Miguel Luna Perez, the deaf student launching the legal battle, had asked the justices to let his lawsuit against the district proceed so he can be compensated financially for the violations of federal law. 

Miguel attended Sturgis Public Schools in Michigan from ages 9 to 20. As a disabled student, he was entitled under federal law to free public education that meets his needs.

Miguel and his parents were under the impression he would be provided with a qualified classroom aide and sign language interpreter and be able to graduate on time. But they later were told by the school district that he qualified for only a “certificate of completion,” not a diploma.

They also learned the school district had provided Miguel an unqualified classroom aide, who was not trained to work with deaf students.

After discovering how Miguel had been treated, the family filed a complaint against the school district for violating the Individuals with Disabilities Education Act, which requires the school to meet a disabled student’s needs to achieve free public education.

The district settled the dispute with the family, agreeing to pay for post-secondary education and sign language instruction.

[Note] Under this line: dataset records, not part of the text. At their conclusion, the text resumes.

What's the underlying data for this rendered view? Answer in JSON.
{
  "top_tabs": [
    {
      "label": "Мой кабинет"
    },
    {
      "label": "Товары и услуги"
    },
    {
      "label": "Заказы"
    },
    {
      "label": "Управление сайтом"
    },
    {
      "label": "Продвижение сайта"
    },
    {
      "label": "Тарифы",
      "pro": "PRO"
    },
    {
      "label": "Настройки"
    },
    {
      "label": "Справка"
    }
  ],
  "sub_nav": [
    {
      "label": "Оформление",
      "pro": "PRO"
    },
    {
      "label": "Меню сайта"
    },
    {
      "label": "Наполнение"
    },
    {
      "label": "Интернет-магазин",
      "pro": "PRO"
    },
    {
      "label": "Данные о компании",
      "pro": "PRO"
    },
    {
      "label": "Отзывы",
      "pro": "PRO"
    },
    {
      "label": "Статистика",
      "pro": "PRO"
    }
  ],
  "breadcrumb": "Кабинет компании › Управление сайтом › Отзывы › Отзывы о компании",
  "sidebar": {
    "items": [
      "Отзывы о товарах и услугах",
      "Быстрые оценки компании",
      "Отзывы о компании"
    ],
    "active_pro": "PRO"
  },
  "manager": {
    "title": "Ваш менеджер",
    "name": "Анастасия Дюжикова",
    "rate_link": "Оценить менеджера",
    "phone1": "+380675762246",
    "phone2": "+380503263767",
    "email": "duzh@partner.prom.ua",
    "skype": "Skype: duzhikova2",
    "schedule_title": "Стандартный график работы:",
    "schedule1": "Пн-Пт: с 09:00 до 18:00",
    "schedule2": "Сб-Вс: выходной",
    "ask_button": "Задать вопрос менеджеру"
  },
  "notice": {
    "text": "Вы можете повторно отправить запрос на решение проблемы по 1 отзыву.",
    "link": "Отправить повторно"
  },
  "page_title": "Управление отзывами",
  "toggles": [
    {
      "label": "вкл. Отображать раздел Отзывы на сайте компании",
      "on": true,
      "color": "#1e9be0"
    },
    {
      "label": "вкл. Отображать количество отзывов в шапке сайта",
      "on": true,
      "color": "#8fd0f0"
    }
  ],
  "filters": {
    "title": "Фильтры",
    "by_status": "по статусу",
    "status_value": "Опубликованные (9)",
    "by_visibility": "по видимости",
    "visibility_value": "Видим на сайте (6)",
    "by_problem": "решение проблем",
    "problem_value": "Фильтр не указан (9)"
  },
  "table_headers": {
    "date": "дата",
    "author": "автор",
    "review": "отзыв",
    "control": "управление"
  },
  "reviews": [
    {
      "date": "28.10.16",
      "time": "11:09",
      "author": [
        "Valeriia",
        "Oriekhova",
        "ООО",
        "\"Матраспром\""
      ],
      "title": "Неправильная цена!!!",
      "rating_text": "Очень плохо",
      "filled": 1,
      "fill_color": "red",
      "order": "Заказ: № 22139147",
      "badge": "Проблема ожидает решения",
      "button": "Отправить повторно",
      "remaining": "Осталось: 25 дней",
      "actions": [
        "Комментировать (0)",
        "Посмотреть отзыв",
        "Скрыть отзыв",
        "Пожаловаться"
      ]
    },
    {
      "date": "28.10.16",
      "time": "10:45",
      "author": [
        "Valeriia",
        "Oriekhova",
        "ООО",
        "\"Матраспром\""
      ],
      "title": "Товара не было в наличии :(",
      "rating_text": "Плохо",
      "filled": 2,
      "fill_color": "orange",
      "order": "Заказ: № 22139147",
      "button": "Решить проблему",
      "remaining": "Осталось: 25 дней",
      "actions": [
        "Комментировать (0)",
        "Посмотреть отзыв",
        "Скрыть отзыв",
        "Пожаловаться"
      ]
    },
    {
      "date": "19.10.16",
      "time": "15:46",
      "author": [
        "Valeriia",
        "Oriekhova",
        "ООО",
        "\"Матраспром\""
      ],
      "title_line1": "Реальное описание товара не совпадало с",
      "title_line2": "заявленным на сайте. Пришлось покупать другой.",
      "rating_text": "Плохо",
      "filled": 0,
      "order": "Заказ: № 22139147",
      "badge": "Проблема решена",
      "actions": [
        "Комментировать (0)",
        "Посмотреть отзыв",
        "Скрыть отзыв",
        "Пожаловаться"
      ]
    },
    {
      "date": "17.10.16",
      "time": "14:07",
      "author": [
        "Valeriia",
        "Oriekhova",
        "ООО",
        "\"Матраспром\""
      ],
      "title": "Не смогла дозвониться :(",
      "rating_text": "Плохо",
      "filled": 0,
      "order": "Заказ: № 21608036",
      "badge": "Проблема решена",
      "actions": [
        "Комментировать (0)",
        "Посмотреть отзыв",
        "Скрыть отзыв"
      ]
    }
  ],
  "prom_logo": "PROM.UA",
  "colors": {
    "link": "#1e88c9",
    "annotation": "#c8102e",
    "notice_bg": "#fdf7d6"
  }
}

Miguel was placed at Michigan School for the Deaf.

The family then filed a lawsuit in federal court, citing a violation of the Americans with Disabilities Act and seeking a financial award for violating Miguel’s rights because they could not obtain monetary damages under the first complaint.

The district court and the 6th U.S. Circuit Court of Appeals ruled against Miguel, saying because he settled under the Individuals with Disabilities Education Act, his other case was barred.

The high court reversed that decision, green-lighting Miguel’s case against the district over his Americans with Disability Act claims.

The district had argued Miguel did not exhaust his claims because he settled the initial complaint.

“Mr. Perez’s improper new argument that ‘settles’ equals ‘exhaustion’ is incorrect. An IDEA plaintiff cannot sue after settling,” said Shay Dvoretzky, who represented the district, during oral arguments earlier this year. “Redress can also bear a different meaning. … It’s the kind of situation where you might not get what you ask for, but you get what you need.”

The case is Perez v. Sturgis Public Schools.